07 Maret, 2015

JALAN PANJANG (2)






Hidup adalah kumpulan perjalanan anak manusia. Ia mewariskan sejarah, peradaban dan nilai. Pembentuk semua itu adalah kemampuan manusia menangkap hukum-hukum yang berlaku di alam ini. Kemampuan memahami kumpulan hukum-hukum itu dimaknai sebagai ilmu pengetahuan, yang berguna untuk kemaslahatan dan menyeleraskan kebutuhan manusia sesuai dengan roda jaman. Dengan Ilmu Pengetahuan, manusia bekerja dan berdampingan dengan alam. Hukum alam itu sendiri konsisten dan bisa dirumuskan. Sehingga hidup yang selaras dengan alam adalah hidup yang konsisten. Manusia terbatas dalam banyak hal dan takkan mampu melawan alam. Ia hanya bisa mengikutinya, memanfaatkannya dan memahaminya dalam sebanyak-banyaknya aspek. Manusia takkan mampu melawan hukum-hukum alam. Karena hukum alam adalah haq. Allah menciptakan seluruh alam ini dengan haq (benar), bukan bathil (palsu) (QS Al-Nahl [16]: 3.
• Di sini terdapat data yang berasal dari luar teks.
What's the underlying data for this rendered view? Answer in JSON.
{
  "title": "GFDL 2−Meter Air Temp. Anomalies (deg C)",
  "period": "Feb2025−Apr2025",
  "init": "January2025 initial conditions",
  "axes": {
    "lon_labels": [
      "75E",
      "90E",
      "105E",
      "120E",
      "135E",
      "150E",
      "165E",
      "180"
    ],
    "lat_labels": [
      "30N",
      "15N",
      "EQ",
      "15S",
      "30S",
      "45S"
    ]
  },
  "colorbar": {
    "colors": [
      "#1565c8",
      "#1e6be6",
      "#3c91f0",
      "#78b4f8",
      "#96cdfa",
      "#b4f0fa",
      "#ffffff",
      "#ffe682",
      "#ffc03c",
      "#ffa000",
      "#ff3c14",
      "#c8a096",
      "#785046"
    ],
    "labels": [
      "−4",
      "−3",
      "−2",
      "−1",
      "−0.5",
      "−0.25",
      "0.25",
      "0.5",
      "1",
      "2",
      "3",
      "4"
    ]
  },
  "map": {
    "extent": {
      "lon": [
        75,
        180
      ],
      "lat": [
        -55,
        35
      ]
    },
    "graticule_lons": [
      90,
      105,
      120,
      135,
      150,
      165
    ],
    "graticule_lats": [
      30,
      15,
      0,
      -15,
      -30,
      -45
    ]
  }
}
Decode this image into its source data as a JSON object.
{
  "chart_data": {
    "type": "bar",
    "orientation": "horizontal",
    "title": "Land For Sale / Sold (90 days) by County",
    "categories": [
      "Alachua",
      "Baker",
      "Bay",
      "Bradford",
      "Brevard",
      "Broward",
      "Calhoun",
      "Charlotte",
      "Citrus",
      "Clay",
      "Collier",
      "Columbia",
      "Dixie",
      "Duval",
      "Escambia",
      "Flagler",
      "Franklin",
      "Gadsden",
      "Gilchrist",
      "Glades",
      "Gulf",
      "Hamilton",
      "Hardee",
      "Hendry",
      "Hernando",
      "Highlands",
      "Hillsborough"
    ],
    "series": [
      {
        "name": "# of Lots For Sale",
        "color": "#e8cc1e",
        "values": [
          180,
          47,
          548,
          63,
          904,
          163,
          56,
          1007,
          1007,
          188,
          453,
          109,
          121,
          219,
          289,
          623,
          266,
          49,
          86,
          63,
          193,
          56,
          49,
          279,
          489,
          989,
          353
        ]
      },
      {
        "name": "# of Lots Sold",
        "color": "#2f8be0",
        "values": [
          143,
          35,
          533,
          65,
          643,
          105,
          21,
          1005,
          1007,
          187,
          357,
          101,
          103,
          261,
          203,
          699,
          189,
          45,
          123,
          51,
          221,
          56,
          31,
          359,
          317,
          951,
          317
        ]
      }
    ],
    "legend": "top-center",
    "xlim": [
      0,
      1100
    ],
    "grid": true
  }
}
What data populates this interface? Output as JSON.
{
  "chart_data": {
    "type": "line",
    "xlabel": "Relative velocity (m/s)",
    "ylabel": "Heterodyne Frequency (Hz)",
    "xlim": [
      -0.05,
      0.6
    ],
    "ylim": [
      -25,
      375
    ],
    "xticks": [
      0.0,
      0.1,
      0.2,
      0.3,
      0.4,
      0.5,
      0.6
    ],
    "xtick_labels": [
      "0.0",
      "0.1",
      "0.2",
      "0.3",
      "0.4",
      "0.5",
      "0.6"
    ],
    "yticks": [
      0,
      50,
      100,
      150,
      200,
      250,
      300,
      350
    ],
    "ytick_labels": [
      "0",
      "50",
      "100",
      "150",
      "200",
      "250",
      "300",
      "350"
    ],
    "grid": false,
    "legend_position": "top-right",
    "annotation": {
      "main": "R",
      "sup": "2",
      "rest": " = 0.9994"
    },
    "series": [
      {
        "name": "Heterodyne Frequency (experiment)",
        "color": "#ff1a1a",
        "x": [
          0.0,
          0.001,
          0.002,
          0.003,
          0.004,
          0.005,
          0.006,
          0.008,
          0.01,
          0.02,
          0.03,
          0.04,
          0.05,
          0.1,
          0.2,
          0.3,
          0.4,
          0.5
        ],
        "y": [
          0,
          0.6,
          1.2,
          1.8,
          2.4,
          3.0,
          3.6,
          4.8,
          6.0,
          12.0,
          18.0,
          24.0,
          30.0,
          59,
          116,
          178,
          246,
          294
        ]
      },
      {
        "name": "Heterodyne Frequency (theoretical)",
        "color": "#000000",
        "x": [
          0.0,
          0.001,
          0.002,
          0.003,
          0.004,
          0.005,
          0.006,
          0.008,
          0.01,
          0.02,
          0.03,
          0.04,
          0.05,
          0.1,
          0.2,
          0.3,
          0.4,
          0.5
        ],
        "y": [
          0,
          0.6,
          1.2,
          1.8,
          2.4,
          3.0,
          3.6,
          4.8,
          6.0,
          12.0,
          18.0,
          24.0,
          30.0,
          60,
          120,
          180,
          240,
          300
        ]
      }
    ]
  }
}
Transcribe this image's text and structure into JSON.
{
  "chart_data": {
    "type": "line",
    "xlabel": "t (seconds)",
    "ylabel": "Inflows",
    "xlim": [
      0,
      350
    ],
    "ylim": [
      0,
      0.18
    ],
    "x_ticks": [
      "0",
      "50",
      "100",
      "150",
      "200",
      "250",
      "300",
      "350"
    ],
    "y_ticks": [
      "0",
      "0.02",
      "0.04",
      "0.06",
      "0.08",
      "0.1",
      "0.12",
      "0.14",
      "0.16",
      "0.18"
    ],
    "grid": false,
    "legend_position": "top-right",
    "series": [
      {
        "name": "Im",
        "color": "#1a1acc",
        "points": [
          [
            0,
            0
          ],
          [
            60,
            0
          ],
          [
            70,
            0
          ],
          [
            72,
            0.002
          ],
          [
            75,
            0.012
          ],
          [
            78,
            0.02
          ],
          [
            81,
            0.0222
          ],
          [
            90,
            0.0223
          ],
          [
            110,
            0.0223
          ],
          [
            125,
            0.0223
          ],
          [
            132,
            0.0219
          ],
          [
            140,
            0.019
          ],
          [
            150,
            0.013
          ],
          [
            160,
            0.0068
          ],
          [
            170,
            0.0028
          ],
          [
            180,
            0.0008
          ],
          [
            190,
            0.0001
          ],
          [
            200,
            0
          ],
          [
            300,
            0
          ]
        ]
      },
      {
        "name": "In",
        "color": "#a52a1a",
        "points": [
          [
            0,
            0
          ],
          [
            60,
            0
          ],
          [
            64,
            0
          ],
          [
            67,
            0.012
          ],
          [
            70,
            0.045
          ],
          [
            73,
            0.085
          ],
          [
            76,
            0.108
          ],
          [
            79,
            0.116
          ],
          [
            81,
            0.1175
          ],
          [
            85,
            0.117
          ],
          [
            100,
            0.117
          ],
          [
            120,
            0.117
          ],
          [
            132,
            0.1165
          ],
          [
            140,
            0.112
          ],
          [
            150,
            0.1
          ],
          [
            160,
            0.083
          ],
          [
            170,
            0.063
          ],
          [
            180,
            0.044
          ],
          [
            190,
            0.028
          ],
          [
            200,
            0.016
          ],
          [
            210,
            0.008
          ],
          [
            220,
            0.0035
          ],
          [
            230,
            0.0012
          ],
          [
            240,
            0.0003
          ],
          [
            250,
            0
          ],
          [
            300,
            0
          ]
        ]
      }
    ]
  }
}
Meski demikian, kemampuan menangkap hukum-hukum alam itu selalu dinamis. Apa yang menjadi rumusan hukum pengetahuan hari ini boleh jadi berbeda dengan temuan manusia di masa depan. Untuk itulah sesungguhnya kenapa manusia sepanjang masa tidak pernah berhenti belajar dan mengamati alam. Apa yang dulunya hanya bisa digambarkan secara mitologi, dengan kemampuannya, manusia bisa mengidentifikasinya secara logic. Atau pun kebenaran hari ini bisa jadi akan terkoreksi  dengan kebenaran baru yang menjadi temuan manusia masa depan.


04 Maret, 2015

JALAN PANJANG (1)






Saya sedang di Kota Makassar saat keinginan untuk menuliskan sesuatu ini muncul. Meski belum tahu persis apa yang akan saya tulis tapi saya terus saja meletakkan jari tangan di atas tuts-tuts laptop ini.  Dan hal pertama yang muncul dalam benak saya adalah perjalanan manusia. Setiap hari kita ada dalam aktivitas gerak. Bangun tidur, makan, bersosialisasi, tidur, bekerja, berinteraksi  dan seterusnya. Setiap dari yang kita lakukan itu adalah rangkaian rutinitas yang berulang. Setiap hari sampai saat tiba-tiba kita menjadi tua nanti. Dari rutinitas sepanjang hayat itu, kadang muncul pertanyaan; untuk apa semua pengulangan-pemgulangan itu? Untuk apa kehidupan menyajikan hal-hal seperti itu padahal kita sadar bahwa hidup lebih dari itu. Syech Bawa Muhaiyadden ketika ditanya oleh muridnya untuk apa Tuhan menghadirkan kita ke dunia ini menjawab, bahwa sebelum kita datang kemari, sesungguhnya Tuhan telah berkata: 

“Aku mengirimmu ke sekolah bernama dunia. Ia hanyalah tempat sementara. Kau harus pergi ke sana untuk sementara waktu untuk belajar mengenai sejarah-Ku, sejarahmu, dan sejarah lainnya. Kau harus mengerti siapa yang menciptakan segala sesuatu, siapa yang bertanggungjawab terhadap segala sesuatu, siapa Penjaga yang menjaga dirimu, dan apa milikmu yang sesungguhnya. Ketika kau telah belajar dan mengerti semua sejarah-sejarah ini, kau akan menyadari siapa dirimu dan siapakah Dia yang kau butuhkan, Sang Kebenaran, Dia Yang Maha Hidup.”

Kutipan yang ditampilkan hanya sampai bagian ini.